Raman spectroscopy is a unique type of spectroscopy that utilizes inelastic (Raman) light scattering to give information about bonds in molecules. However, Raman signals are very weak since only about 1 in 1,000,000 electrons experience this inelastic scattering (the wavelength of light exciting the electron is different from the wavelength the electron emits as it jumps back down to a different lower energy state). To enhance this Raman scattering up to a million times, molecules can be brought close (within 5 nm) to the surface of certain substrates (in this case, gold nanoparticles); this is known as surface-enhanced Raman spectroscopy (SERS).
In Dr. Thompson’s lab, I am synthesizing gold nanorods of different lengths and concentrations to see which particles will give us the best signal enhancement. These particles are surrounded by a CTAB bilayer which keeps them stable. However, the bilayer will begin to collapse when the concentration of CTAB in the solution is too low (around 2-5 mM; aggregation occurs at less than 1 mM). When the bilayer collapses, it is brought closer to the surface of the particle, and signals from the aliphatic tails of the CTAB experience enhancement. My goal is to investigate how adding other molecules into the bilayer (right now, dihydroxynaphthalenes) affects the SERS signals of the CTAB as it collapses and use this data to gain information about this surfactant bilayer.

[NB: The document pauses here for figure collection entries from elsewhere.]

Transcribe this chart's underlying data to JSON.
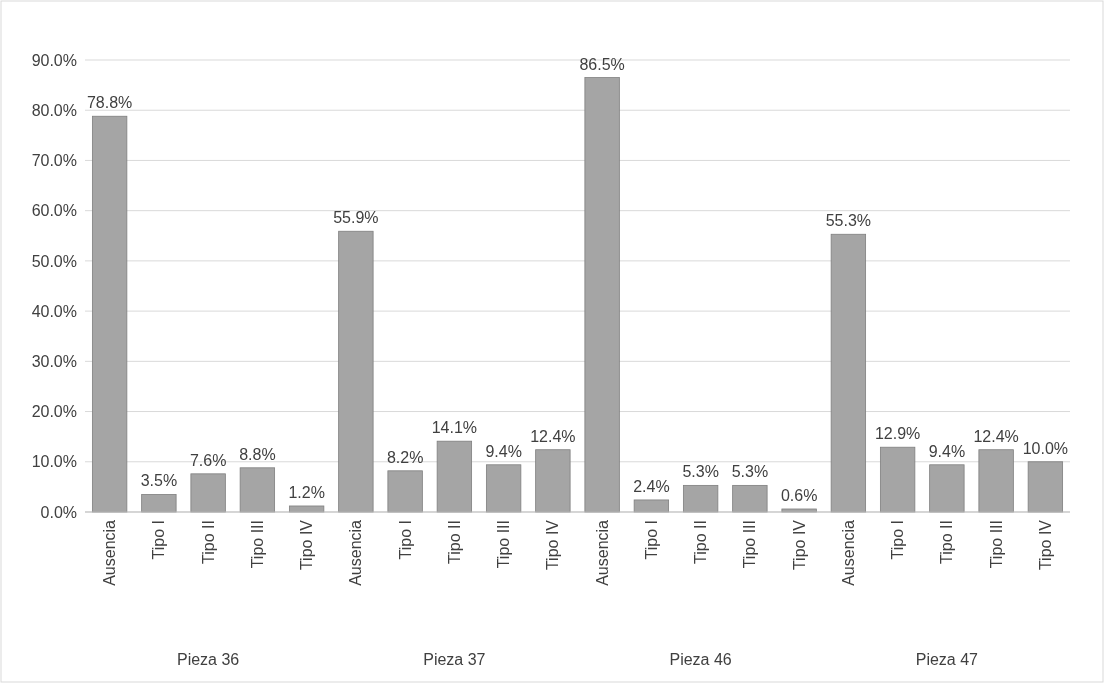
{
  "chart_data": {
    "type": "bar",
    "categories": [
      "Ausencia",
      "Tipo I",
      "Tipo II",
      "Tipo III",
      "Tipo IV",
      "Ausencia",
      "Tipo I",
      "Tipo II",
      "Tipo III",
      "Tipo IV",
      "Ausencia",
      "Tipo I",
      "Tipo II",
      "Tipo III",
      "Tipo IV",
      "Ausencia",
      "Tipo I",
      "Tipo II",
      "Tipo III",
      "Tipo IV"
    ],
    "values": [
      78.8,
      3.5,
      7.6,
      8.8,
      1.2,
      55.9,
      8.2,
      14.1,
      9.4,
      12.4,
      86.5,
      2.4,
      5.3,
      5.3,
      0.6,
      55.3,
      12.9,
      9.4,
      12.4,
      10.0
    ],
    "value_labels": [
      "78.8%",
      "3.5%",
      "7.6%",
      "8.8%",
      "1.2%",
      "55.9%",
      "8.2%",
      "14.1%",
      "9.4%",
      "12.4%",
      "86.5%",
      "2.4%",
      "5.3%",
      "5.3%",
      "0.6%",
      "55.3%",
      "12.9%",
      "9.4%",
      "12.4%",
      "10.0%"
    ],
    "color": "#a5a5a5",
    "ylim": [
      0,
      90
    ],
    "yticks": [
      {
        "value": 0,
        "label": "0.0%"
      },
      {
        "value": 10,
        "label": "10.0%"
      },
      {
        "value": 20,
        "label": "20.0%"
      },
      {
        "value": 30,
        "label": "30.0%"
      },
      {
        "value": 40,
        "label": "40.0%"
      },
      {
        "value": 50,
        "label": "50.0%"
      },
      {
        "value": 60,
        "label": "60.0%"
      },
      {
        "value": 70,
        "label": "70.0%"
      },
      {
        "value": 80,
        "label": "80.0%"
      },
      {
        "value": 90,
        "label": "90.0%"
      }
    ],
    "grid": true,
    "annotations": [
      "Pieza 36",
      "Pieza 37",
      "Pieza 46",
      "Pieza 47"
    ]
  }
}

Life in the Lab applied Outside the Lab
While working in a research lab over the summer is obviously focused on learning about the research, there are many other things that happen when a summer is spent working in a scientific community. We have learned a great deal about communication skills and how to present my research to a broad range of audiences. In addition, the faculty we work with act largely as mentors, providing us with insight on graduate schools and our future endeavors, and bake us cookies once a week to help us make it through the struggles of research. The connections and skills gained this summer will prove useful as we continue on in our studies and in our lives.